Por el momento, no viajan más que los propagandistas y los diplomáticos.
Viajaba,
ciertamente, mucha gente, pero quizá, el número de personas que se desplazaban
para formar su inteligencia y enriquecer su sensibilidad ha sido menor en
nuestra época que un siglo o dos atrás. En nuestro país había tres pretextos
esenciales para pasar la frontera: la peregrinación a Lourdes, la luna de miel
y los negocios. ¡Cuánta gente ha ido a Lourdes en los últimos decenios! Se iba
allí a ver el milagro, a cantar el “Ave”, a pedir a la Virgen que intercediera
por nuestros pobres cuerpos y almas.
La luna de
miel era otro de los grandes pretextos para hacer un largo viaje. A mi
entender, sin embargo, la luna de miel es una mala época para contemplar el
mundo externo con agudeza y claridad. Es cosa muy ardua ejecutar dos cosas
importantes a la vez. Para salir de casa, es esta, quizá, la peor época de la
vida. Si los recién casados hubieran tenido una ligera idea de su economía, nos
hubiéramos ahorrado los espectáculos que todos hemos visto en la estación de
Francia: verlos llegar fatigados, descompuestos, deshechos, pidiendo
mentalmente a gritos las zapatillas, maldiciendo Europa y sus museos, sus
monumentos y su cocina detestable. No. No es buena época la luna de miel para
hacer casi nada. Lo mejor, en estos casos, es salir a tomar un rato el sol por
la Diagonal o el Paseo de Gracia.
Y el tercer
pretexto, los negocios, era como los anteriores. Uno viaja, generalmente, para
ver las llamadas cosas inútiles del mundo —que son las únicas importantes— y
los negocios no dejan tiempo para nada.
Lo esencial,
para aprovechar un viaje es tomarlo como finalidad misma. Andar por el mundo un
poco al azar es muy agradable. Viajar sin tener un objeto concreto, es una auténtica
maravilla. Yo siento que podría curarme de todos mis vicios y de todas mis
virtudes —caso de que tenga alguna—. Lo que no podré dejar jamás es mi
recalcitrarte vagabundaje.
Hay que
viajar para descubrir, con los propios ojos que el mundo es muy pequeño, y por
tanto que es absolutamente necesario hacer un esfuerzo para dignificar la visión
hasta llegar a ver las cosas en grande. Hay que viajar para darse cuenta de que
una pasión una idea, un hombre, sólo son importantes si resisten una proyección
a través del tiempo y del espacio. No hay nada como alejarse un poco para
curarse de la psicosis de la proximidad, de la deformación de la proximidad, de
la que todos estamos atacados. Hay que viajar para aprender —a pesar de todo— a
conservar, a perfeccionar, a tolerar. Es en este sentido, creo, que los
antiguos aconsejaban el desplazamiento. Creían que era un buen método para
aprender a prescindir de pequeñeces, de difusos detalles, de torcidos
cubiliteos tribales, de grandiosidades escenográficas y falsas. La pieza de
caza del viajar es la aventura. La aventura es la flor, el perfume del azar y
de la diversidad. A veces es una puerta que se abre ante un mundo insospechado,
sobre un mundo que se sabe donde empieza y no se sabe donde acaba…

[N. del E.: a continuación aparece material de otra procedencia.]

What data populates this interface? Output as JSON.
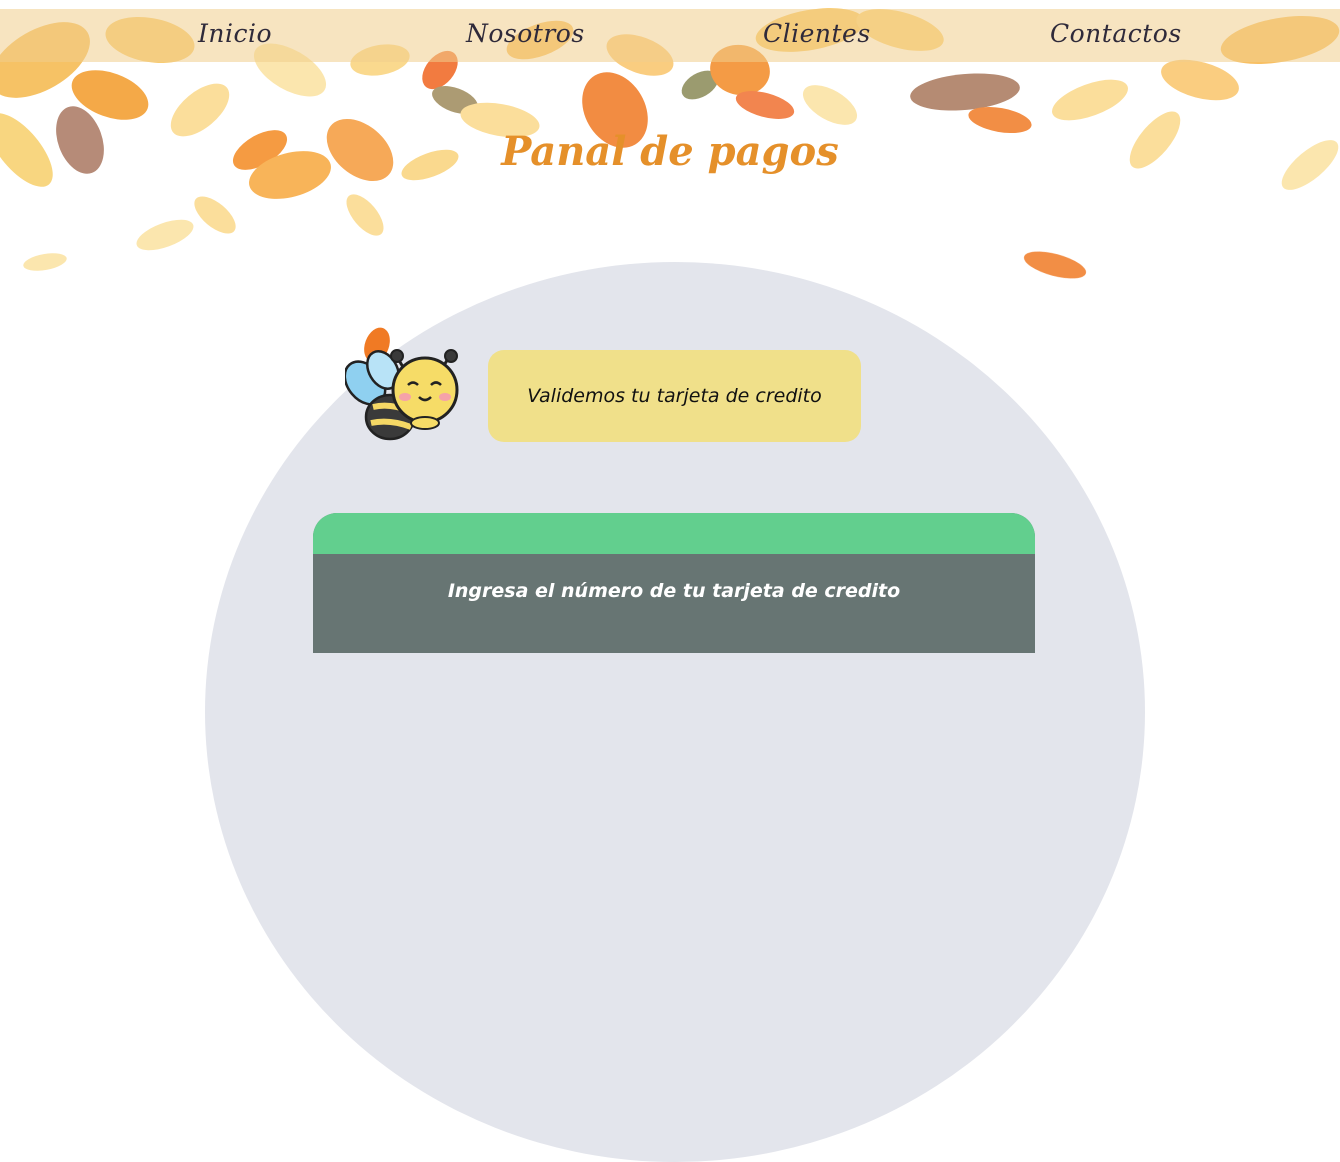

Portada de la 2ª edición. Ediciones
Destino, Barcelona, 1943.
En fin, ya que no se puede
viajar como antes, hay que viajar de
todos modos. Aquí está el fruto de mis recientes, insignificantes vagabundajes. Viajando en autobús, el vuelo es gallináceo.

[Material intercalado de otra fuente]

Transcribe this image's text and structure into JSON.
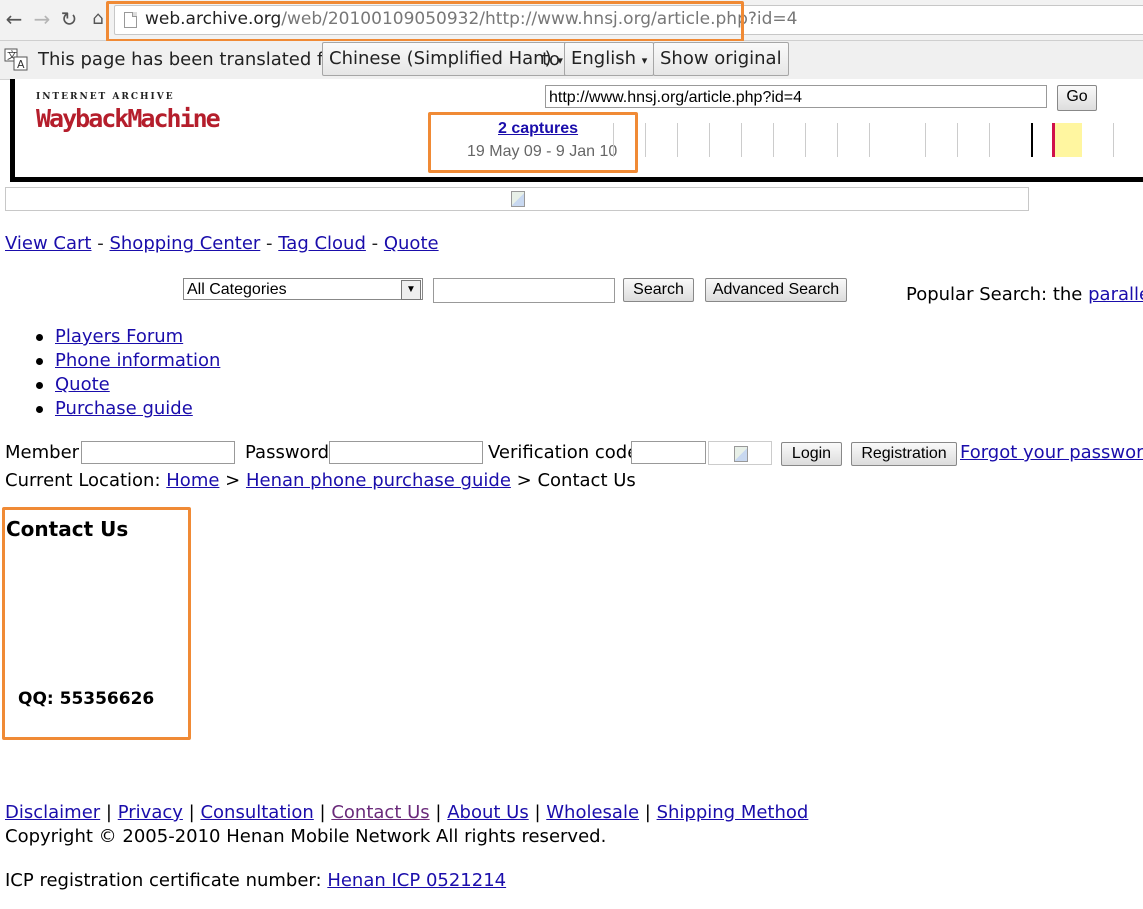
{
  "browser": {
    "url_host": "web.archive.org",
    "url_path": "/web/20100109050932/http://www.hnsj.org/article.php?id=4"
  },
  "translate_bar": {
    "prefix": "This page has been translated from",
    "from_language": "Chinese (Simplified Han)",
    "connector": "to",
    "to_language": "English",
    "show_original": "Show original"
  },
  "wayback": {
    "logo_top": "INTERNET ARCHIVE",
    "logo": "WaybackMachine",
    "url_value": "http://www.hnsj.org/article.php?id=4",
    "go": "Go",
    "captures": "2 captures",
    "date_range": "19 May 09 - 9 Jan 10"
  },
  "nav_links": [
    "View Cart",
    "Shopping Center",
    "Tag Cloud",
    "Quote"
  ],
  "nav_separator": "-",
  "search": {
    "category_selected": "All Categories",
    "search_button": "Search",
    "advanced_button": "Advanced Search",
    "popular_label": "Popular Search: the",
    "popular_link": "parallel"
  },
  "menu": [
    "Players Forum",
    "Phone information",
    "Quote",
    "Purchase guide"
  ],
  "login": {
    "member": "Member",
    "password": "Password",
    "verification": "Verification code",
    "login_button": "Login",
    "registration_button": "Registration",
    "forgot": "Forgot your password"
  },
  "location": {
    "label": "Current Location:",
    "home": "Home",
    "section": "Henan phone purchase guide",
    "current": "Contact Us",
    "separator": ">"
  },
  "content": {
    "title": "Contact Us",
    "qq": "QQ: 55356626"
  },
  "footer": {
    "links": [
      "Disclaimer",
      "Privacy",
      "Consultation",
      "Contact Us",
      "About Us",
      "Wholesale",
      "Shipping Method"
    ],
    "separator": "|",
    "copyright": "Copyright © 2005-2010 Henan Mobile Network All rights reserved.",
    "icp_label": "ICP registration certificate number:",
    "icp_link": "Henan ICP 0521214"
  },
  "colors": {
    "highlight": "#f08a35",
    "link": "#1a0dab",
    "visited_link": "#6a2a7a",
    "wayback_red": "#b51e2c"
  }
}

La finalidad de este libro es
triple: primero, aspiro, como todos los autores de libros, a ganar con él,
algún dinerillo para ir tirando.
Segundo: en
el momento de escribirlo he tratado de contrastar hasta qué punto puedo llegar,
manejando esta lengua, a la desnudez estilística, a la simplificación máxima de
la manera literaria. No tengo ningún inconveniente en confesar que el
considerable esfuerzo que he debido hacer —lo digo para que a nadie se le
ocurra agradecérmelo— no ha sido logrado.
Finalmente
espero —y esto es cosa mía— que este libro será leído dentro de cien años
cuando algún curioso —y espero, gustoso— erudito trate de resucitar la vida que
estamos arrastrando —el temporal que estamos capeando. Esta tercera finalidad,
es importantísima. La segunda también. Y la primera, no digamos.